The expected result would be item ranges that evenly distribute the total count.

+------+-------+----------+
| FrItem | ToItem | TotCount|
+------+-------+----------+
| 1A   |   2D  |      134 |
| 3A   |   3D  |      130 |
(etc)

Solution

  • Provided you've happy with a rough estimate, this will split the data in to two groups.

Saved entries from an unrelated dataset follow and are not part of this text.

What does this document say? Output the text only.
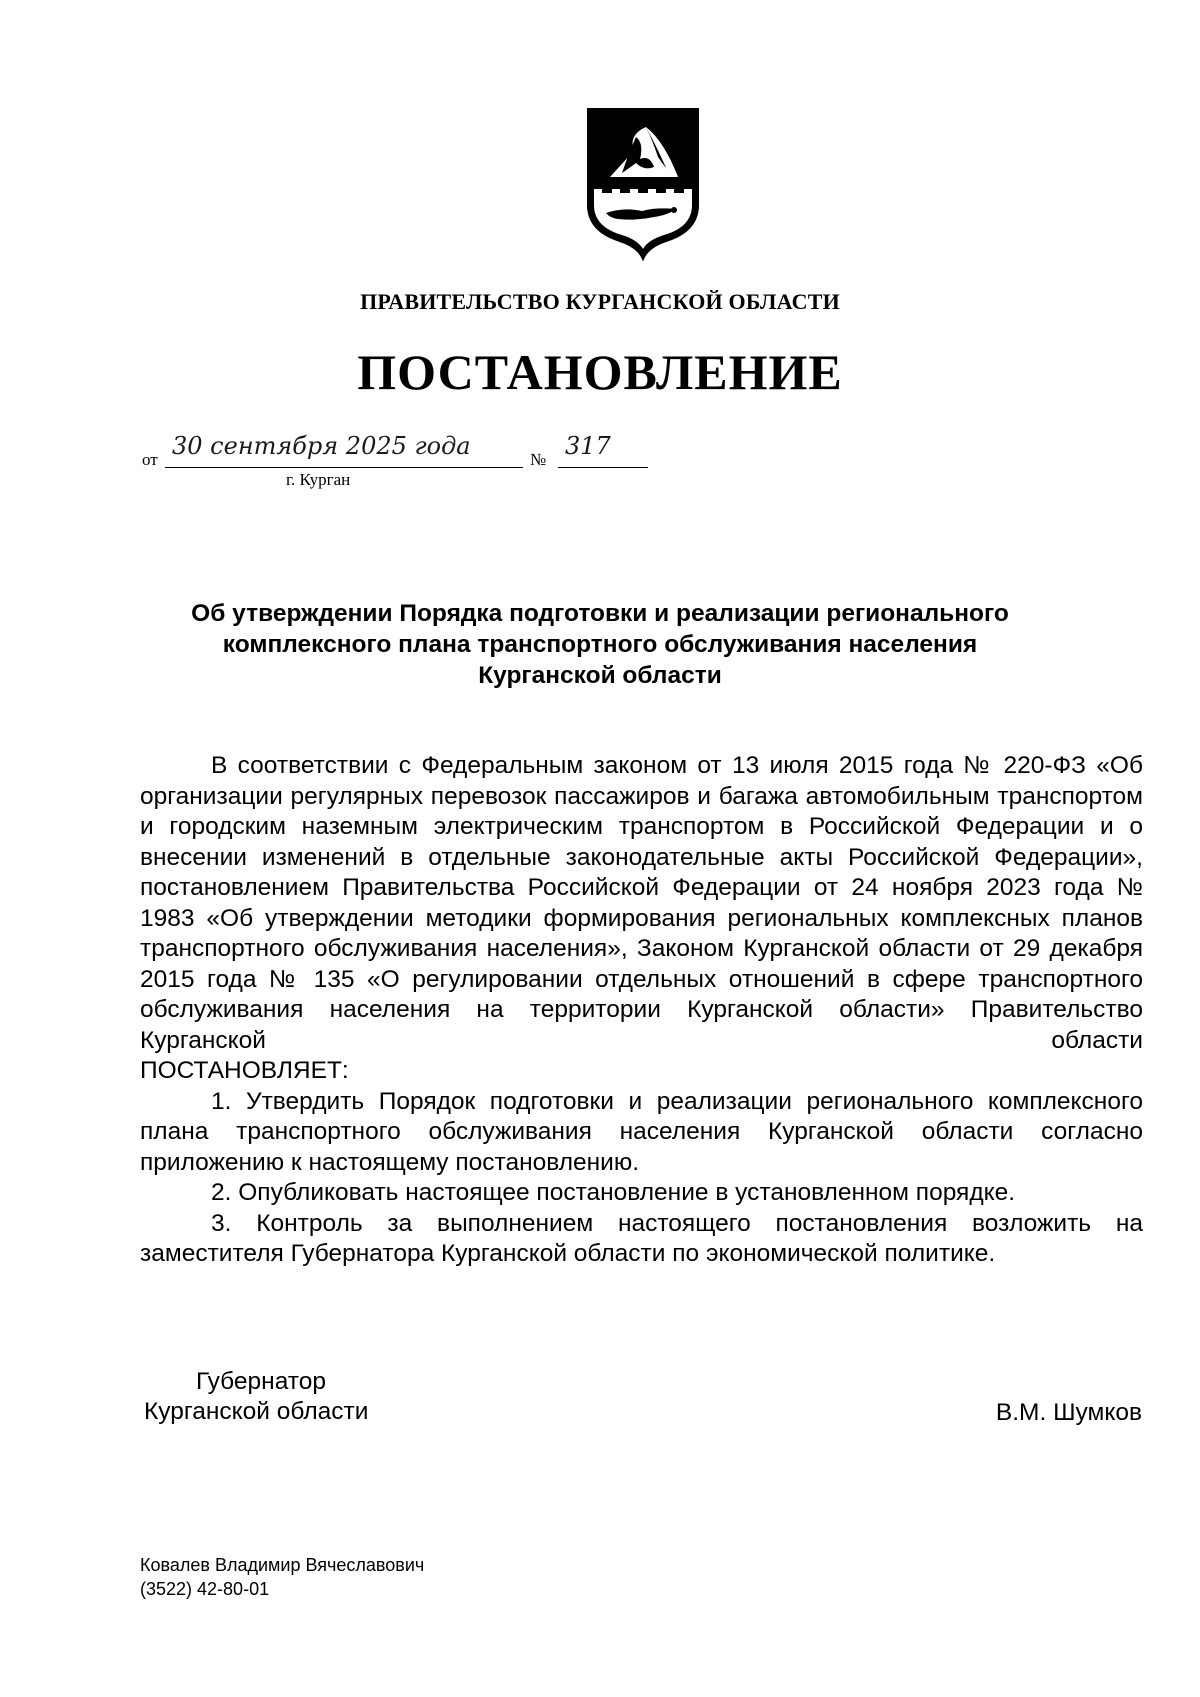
ПРАВИТЕЛЬСТВО КУРГАНСКОЙ ОБЛАСТИ
ПОСТАНОВЛЕНИЕ
от 30 сентября 2025 года	№ 317
г. Курган
Об утверждении Порядка подготовки и реализации регионального
комплексного плана транспортного обслуживания населения
Курганской области

В соответствии с Федеральным законом от 13 июля 2015 года № 220-ФЗ «Об организации регулярных перевозок пассажиров и багажа автомобильным транспортом и городским наземным электрическим транспортом в Российской Федерации и о внесении изменений в отдельные законодательные акты Российской Федерации», постановлением Правительства Российской Федерации от 24 ноября 2023 года № 1983 «Об утверждении методики формирования региональных комплексных планов транспортного обслуживания населения», Законом Курганской области от 29 декабря 2015 года № 135 «О регулировании отдельных отношений в сфере транспортного обслуживания населения на территории Курганской области» Правительство Курганской области

ПОСТАНОВЛЯЕТ:

1. Утвердить Порядок подготовки и реализации регионального комплексного плана транспортного обслуживания населения Курганской области согласно приложению к настоящему постановлению.

2. Опубликовать настоящее постановление в установленном порядке.

3. Контроль за выполнением настоящего постановления возложить на заместителя Губернатора Курганской области по экономической политике.

Губернатор
Курганской области	В.М. Шумков
Ковалев Владимир Вячеславович
(3522) 42-80-01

    The first group will always have as many records as possible, but no more than half of the total count (and group 2 will have the rest).

    WITH
      cumulative AS
    (
      SELECT
        *,
        SUM([Count]) OVER (ORDER BY Item)   AS cumulativeCount,
        SUM([Count]) OVER ()                AS totalCount
      FROM
        yourData
    )
    SELECT
      MIN(item)    AS frItem,
      MAX(item)    AS toItem,
      SUM([Count]) AS TotCount
    FROM
      cumulative
    GROUP BY
      CASE WHEN cumulativeCount <= totalCount / 2 THEN 0 ELSE 1 END
    ORDER BY
      CASE WHEN cumulativeCount <= totalCount / 2 THEN 0 ELSE 1 END
    

    To split the data in to 5 portions, it's similar...

    GROUP BY
      CASE WHEN cumulativeCount <= totalCount * 1/5 THEN 0
           WHEN cumulativeCount <= totalCount * 2/5 THEN 1
           WHEN cumulativeCount <= totalCount * 3/5 THEN 2
           WHEN cumulativeCount <= totalCount * 4/5 THEN 3
                                                    ELSE 4 END
    

    Depending on your data this isn't necessarily ideal

     Item | Count       GroupAsDefinedAbove   IdealGroup
    ------+-------
      1A  |   4              1                  1
      2A  |   5              2                  1
      3A  |   8              2                  2
    

    If you want something that can get the two groups as close in size as possible, that's a lot more complex.